Au deuxième chapitre, l’Acte de Québec constitue le point de départ plutôt que le point focal de l’auteure qui souhaite montrer l’envers de la médaille de ce qui a été considéré comme la Magna Carta des Canadiens. En fondant son analyse sur trois journaux, dont The Quebec Herald, elle montre plutôt la forte résistance à cette « constitution » de la part, notamment, de la classe marchande britannique. Les discours sur la citoyenneté et la nécessité de réformer cette loi qui prive les sujets britanniques du plus fondamental des droits (celui d’être représentés par une assemblée élue) sont traités en parallèle avec la perception bien ancrée de l’incapacité des Canadiens à se poser en véritables sujets dans un éventuel parlement, notamment en raison du régime seigneurial qui continue, à leurs yeux, de les asservir.

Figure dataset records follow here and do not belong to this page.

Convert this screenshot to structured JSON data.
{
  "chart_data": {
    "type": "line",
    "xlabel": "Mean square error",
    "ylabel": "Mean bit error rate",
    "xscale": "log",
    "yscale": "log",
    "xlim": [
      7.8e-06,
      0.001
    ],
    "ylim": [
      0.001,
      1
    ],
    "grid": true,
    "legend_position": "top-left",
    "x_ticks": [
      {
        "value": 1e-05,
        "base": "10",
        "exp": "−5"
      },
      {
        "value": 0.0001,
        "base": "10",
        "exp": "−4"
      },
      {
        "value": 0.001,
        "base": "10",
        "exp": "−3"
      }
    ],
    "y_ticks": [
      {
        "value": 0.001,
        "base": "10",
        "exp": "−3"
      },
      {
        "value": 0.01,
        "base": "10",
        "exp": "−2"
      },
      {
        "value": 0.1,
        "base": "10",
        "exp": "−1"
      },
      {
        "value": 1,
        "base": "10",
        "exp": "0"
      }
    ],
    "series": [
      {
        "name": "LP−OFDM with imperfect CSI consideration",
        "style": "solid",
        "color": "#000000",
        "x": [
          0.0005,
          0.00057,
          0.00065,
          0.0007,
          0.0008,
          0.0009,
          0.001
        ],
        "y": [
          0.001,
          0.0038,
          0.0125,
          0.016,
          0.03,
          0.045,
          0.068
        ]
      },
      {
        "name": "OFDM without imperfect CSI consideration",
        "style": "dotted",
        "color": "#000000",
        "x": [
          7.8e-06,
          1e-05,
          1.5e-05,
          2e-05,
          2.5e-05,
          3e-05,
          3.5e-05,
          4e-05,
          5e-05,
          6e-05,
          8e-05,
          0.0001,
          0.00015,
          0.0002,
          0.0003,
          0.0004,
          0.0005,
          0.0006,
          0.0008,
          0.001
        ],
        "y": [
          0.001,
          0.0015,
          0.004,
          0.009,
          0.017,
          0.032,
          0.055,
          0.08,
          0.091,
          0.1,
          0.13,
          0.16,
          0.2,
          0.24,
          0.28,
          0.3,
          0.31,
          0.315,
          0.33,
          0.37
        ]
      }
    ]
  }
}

À partir du chapitre trois, la structure bifurque vers des dimensions thématiques. Le troisième chapitre traite des codes de la masculinité tels que renforcés ou contestés « au quotidien », du moins à travers ce que révèlent les archives de la justice criminelle. L’auteure y soutient, exemples à l’appui, que les tensions entre francophones et anglophones constituent une part « substantielle et croissante » des violences masculines entre 1763 et 1837. Au chapitre quatre, ce sont les politiques commerciales mercantilistes britanniques qui retiennent l’attention de Christie, en particulier les formes de résistance à celles-ci, par les femmes notamment (francophones, autochtones ou afro-descendantes), lesquelles résistances révéleraient selon l’auteure la subversion contre l’idéal des entrepreneurs britanniques, anglophones, blancs et masculins. Elle y soutient également que les archives judiciaires contribuent à revoir la vision ouelletienne de la mentalité traditionnelle d’autoconsommation des habitants canadiens, ce que les praticiens de l’histoire rurale ne sont pas déjà sans savoir.

Le cinquième chapitre soutient l’importance du pouvoir patriarcal comme principe fondamental de la domination britannique. Ce patriarcat, qui ne se limiterait pas aux rapports hommes-femmes, s’étendrait à une oppression à l’égard des classes inférieures, incluant au premier chef les Canadiens, les domestiques et bien sûr les esclaves. Enfin, le sixième et dernier chapitre se consacre aux rapports ethniques dans les débats politiques du tournant du XIXe siècle. L’antagonisme croissant, opposant la volonté accrue de « défranciser » la province et l’affirmation identitaire des Canadiens, qui culmine avec les rébellions de 1837-1838, achève la démonstration de Christie.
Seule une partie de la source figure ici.